The package vignettes can be found in the “Articles” tab of the cdata documentation site.

Conclusion

The key step in using cdata is to understand the record structure: what constitutes a record, what it would look like in a single row, and how the records are keyed. This is not always easy. However, understanding your data record layout is worth the effort. Once you understand the record structure of your data, the rest is relatively straightforward. Really all one is doing when using cdata is formalizing the transform “ask” into a machine readable example.

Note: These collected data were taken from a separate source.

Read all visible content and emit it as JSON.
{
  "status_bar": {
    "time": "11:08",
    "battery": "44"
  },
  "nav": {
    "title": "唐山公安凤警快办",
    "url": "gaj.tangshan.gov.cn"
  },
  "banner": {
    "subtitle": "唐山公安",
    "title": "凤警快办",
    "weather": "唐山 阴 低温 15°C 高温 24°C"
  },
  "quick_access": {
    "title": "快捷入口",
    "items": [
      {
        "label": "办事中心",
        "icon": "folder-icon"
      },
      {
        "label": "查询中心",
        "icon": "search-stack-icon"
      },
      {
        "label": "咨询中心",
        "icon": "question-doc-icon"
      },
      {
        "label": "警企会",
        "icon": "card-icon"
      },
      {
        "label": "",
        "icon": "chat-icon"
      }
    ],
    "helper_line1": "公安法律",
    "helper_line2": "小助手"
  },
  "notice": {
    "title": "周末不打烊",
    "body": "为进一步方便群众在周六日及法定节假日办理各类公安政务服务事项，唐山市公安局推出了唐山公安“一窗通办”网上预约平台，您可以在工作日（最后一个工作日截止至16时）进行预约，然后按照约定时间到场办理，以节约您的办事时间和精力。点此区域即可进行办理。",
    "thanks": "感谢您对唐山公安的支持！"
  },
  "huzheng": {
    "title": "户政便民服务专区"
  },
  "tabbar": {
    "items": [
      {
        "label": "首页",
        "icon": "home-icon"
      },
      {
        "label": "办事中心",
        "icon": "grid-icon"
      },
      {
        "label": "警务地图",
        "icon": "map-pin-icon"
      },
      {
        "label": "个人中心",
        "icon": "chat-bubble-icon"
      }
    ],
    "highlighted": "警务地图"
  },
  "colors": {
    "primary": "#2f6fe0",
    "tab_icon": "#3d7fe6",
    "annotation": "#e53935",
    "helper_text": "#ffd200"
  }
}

To make your own solutions, we suggest trying one of the above example solutions as a template. The idea of having the data layout transform be simple data (a list of a couple of data.frames) means one can use the full power of R and other R packages to build the data layout transform specification (one isn’t limited to some interface grammar specified by the data layout transform package). The idea of using arbitrary code to build up a data layout transform was used to good end in the grid scatter-plot example here.

We also note the value of being able to print and review the bulk of data layout transform, as it documents expected incoming data columns and interior block record key values.